Sevgi, saygı, kısacası insânî duyguların daha çok hâkim olduğu o günlerde aslında asker arkadaşlığı gibi her şey değerli ve önemliydi.
Bunun temelinde sevgi vardı. Katıksız, karışıksız, sâfî bir sevgi… Onun için de birbirlerini unutamaz, o günün ulaşımının zor şartlarına rağmen ziyaretlerini eksik etmezlerdi.
Müslim’de yer alan bir rivâyete göre bir adam, başka bir yerdeki arkadaşını ziyaret etmek ister. Cenâb-ı Hak ona bir melek gönderir. Melek adamın yolu üzerine çıkar ve ona nereye gittiğini sorar. O da arkadaşına gittiğini söyler. Bu ziyarette bir menfaati bulunup bulunmadığını sorar melek. “Hayır” der adam. “Ben Allah için severim arkadaşımı.” O zaman melek kendini tanıtır ve “Arkadaşını sevdiğin gibi Allah da seni seviyor” der.1
Görüldüğü gibi bu karşılıksız, Allah için gösterilen sevgiyi Allah da seviyor, kişi Allah’ın sevgili bir kulu oluyor. Amellerin en üstünü de bu değil mi? Allah Resûlü (asm) en faziletli ameli, sevdiğini Allah için sevmek2 olarak göstermiyor mu?
Kâinatın rabıta, manevî çekim gücü olan bu duygu nasıl insanları sevinçten cıvıl cıvıl hâle getiriyor, gam ve kederleri yok ediyor, mutlulukların kaynağı oluyor, insanları moralmen yükseltiyor tarif etmek mümkün değil.

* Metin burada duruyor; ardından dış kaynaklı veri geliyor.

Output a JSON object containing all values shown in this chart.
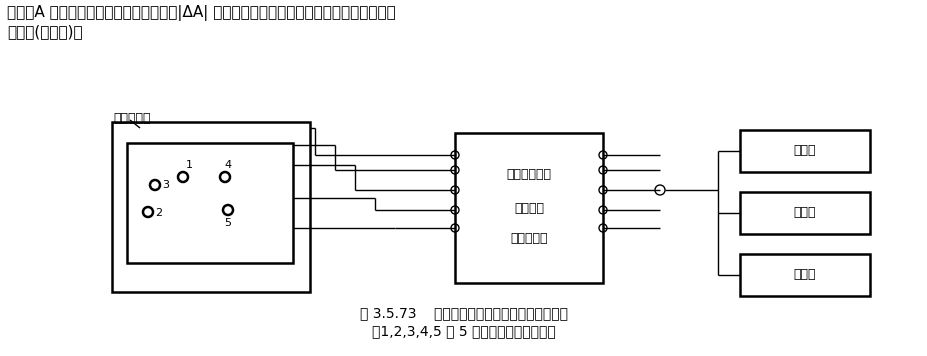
{
  "title_text": "式中，A 为同次测量中中心点的振幅值；|ΔA| 为同次测量中各点振幅值对中心点振幅值的最",
  "title_text2": "大偏差(绝对值)。",
  "caption1": "图 3.5.73    机械振动台台面振幅值均匀度的检测",
  "caption2": "（1,2,3,4,5 为 5 只加速度计安装位置）",
  "label_vibration": "振动台台面",
  "label_multi_ch1": "多通道测振仪",
  "label_multi_ch2": "（多通道",
  "label_multi_ch3": "积分网络）",
  "label_freq": "频率计",
  "label_volt": "电压表",
  "label_scope": "示波器",
  "bg_color": "#ffffff",
  "line_color": "#000000",
  "font_size_main": 11,
  "font_size_caption": 10,
  "font_size_label": 9,
  "font_size_small": 8
}
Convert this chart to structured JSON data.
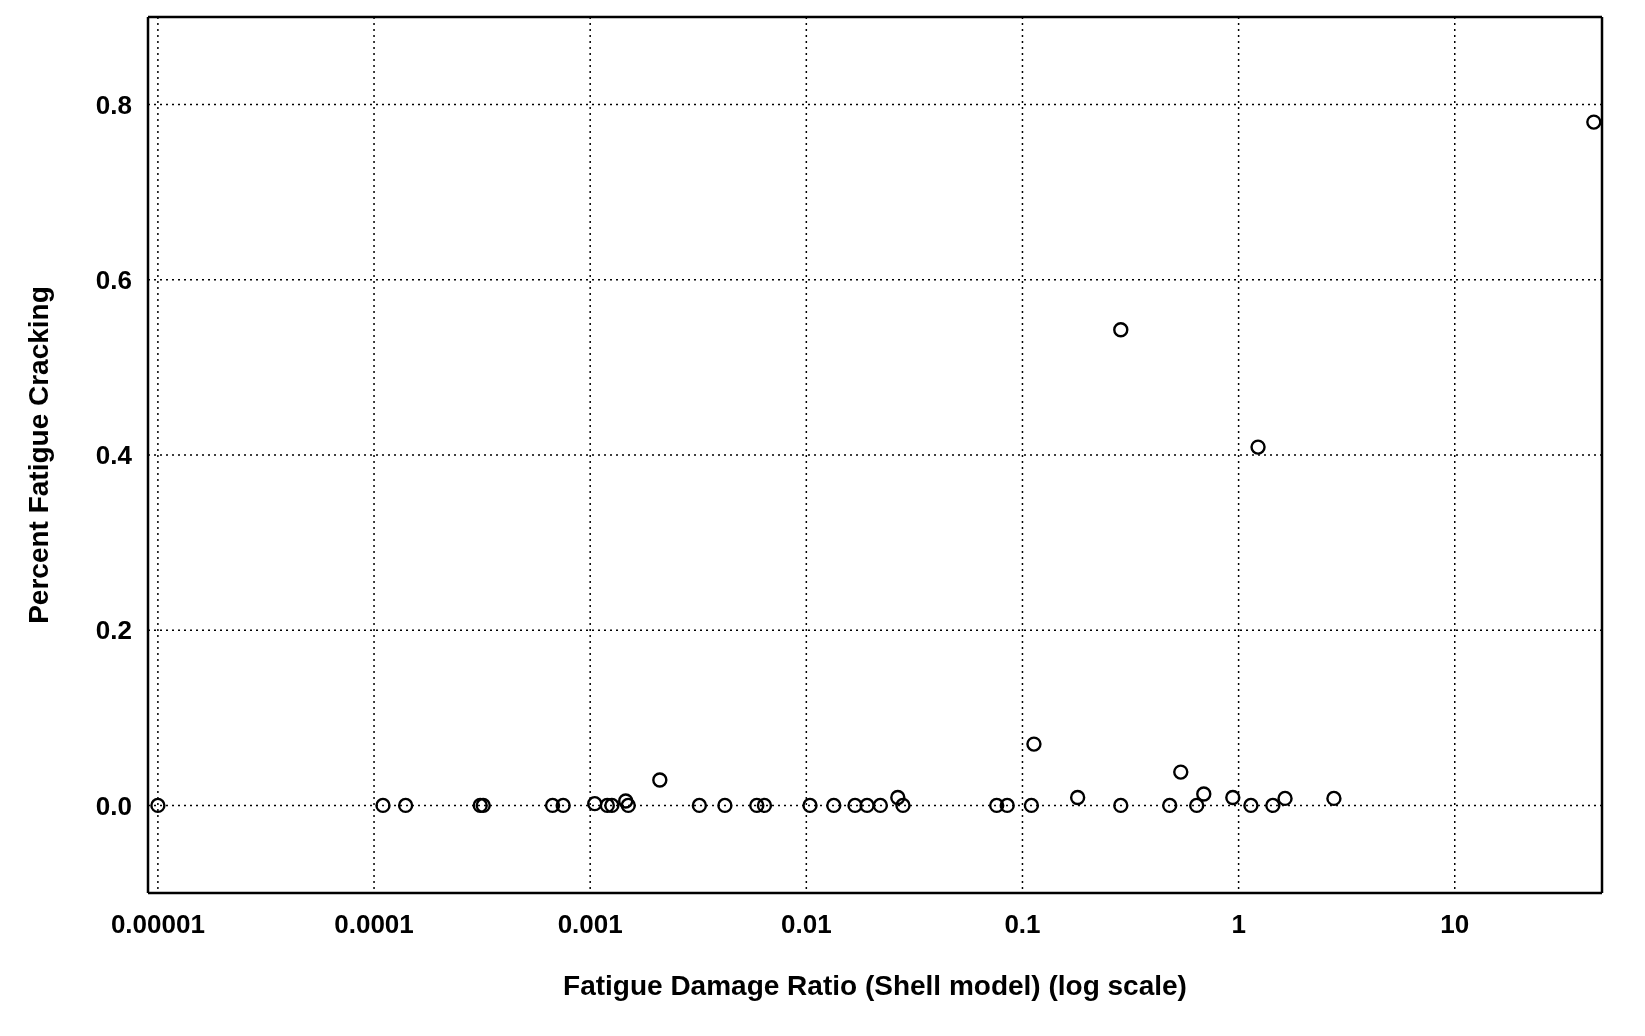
{
  "chart_data": {
    "type": "scatter",
    "xlabel": "Fatigue Damage Ratio (Shell model) (log scale)",
    "ylabel": "Percent Fatigue Cracking",
    "log": "x",
    "grid": true,
    "marker": "circle",
    "legend": false,
    "xlim": [
      9e-06,
      48
    ],
    "xticks": [
      {
        "value": 1e-05,
        "label": "0.00001"
      },
      0.0001,
      0.001,
      0.01,
      0.1,
      1,
      10
    ],
    "ylim": [
      -0.1,
      0.9
    ],
    "yticks": [
      {
        "value": 0,
        "label": "0.0"
      },
      {
        "value": 0.2,
        "label": "0.2"
      },
      {
        "value": 0.4,
        "label": "0.4"
      },
      {
        "value": 0.6,
        "label": "0.6"
      },
      {
        "value": 0.8,
        "label": "0.8"
      }
    ],
    "series": [
      {
        "color": "#000000",
        "x": [
          1e-05,
          0.00011,
          0.00014,
          0.00031,
          0.00032,
          0.00067,
          0.00075,
          0.00105,
          0.0012,
          0.00126,
          0.00146,
          0.0015,
          0.0021,
          0.0032,
          0.0042,
          0.0059,
          0.0064,
          0.0104,
          0.0134,
          0.0168,
          0.0191,
          0.022,
          0.0265,
          0.028,
          0.076,
          0.085,
          0.11,
          0.113,
          0.18,
          0.285,
          0.285,
          0.48,
          0.54,
          0.64,
          0.69,
          0.94,
          1.14,
          1.23,
          1.44,
          1.64,
          2.76,
          44
        ],
        "values": [
          0,
          0,
          0,
          0,
          0,
          0,
          0,
          0.002,
          0,
          0,
          0.005,
          0,
          0.029,
          0,
          0,
          0,
          0,
          0,
          0,
          0,
          0,
          0,
          0.009,
          0,
          0,
          0,
          0,
          0.07,
          0.009,
          0.543,
          0,
          0,
          0.038,
          0,
          0.013,
          0.009,
          0,
          0.409,
          0,
          0.008,
          0.008,
          0.78
        ]
      }
    ]
  }
}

Sevgi bir ilâçtır; şevk ve moral kaynağıdır. Bu mânevî bağı sadece dost ve sevdiklerine değil diğer insanlara, zerrelerden kürelere kadar her şeye uzatabilen insanın mutluluğuna diyecek yoktur.
Sevdiklerini Allah için sevmek kadar büyük bir kazanç düşünülemez. Bir kudsî hadis-i şerifte dikkat çekilen şu gerçek başka hiçbir şeyle elde edilemeyecek bir kâr vaadeder insana. Cenâb-ı Hak, ancak rızası ve büyüklüğü için birbirlerini sevenler için Mahşer gününde, “Arş’ımın gölgesinden başka hiçbir gölgenin bulunmadığı bu günde, ben onları gölgem [himayem] altına alırım”3 buyuruyor.
Sonra peygamberlerin ve şehitlerin gıpta edeceği insanlardır onlar. Çünkü peygamber ve şehitlerin dahi imrenecekleri şekilde nurdan minberler üzerine oturtulacaklardır.4
Mesleklerini kardeşlik üzerine oturtan insanların kazanabilecekleri ne büyük avantajlardır bunlar.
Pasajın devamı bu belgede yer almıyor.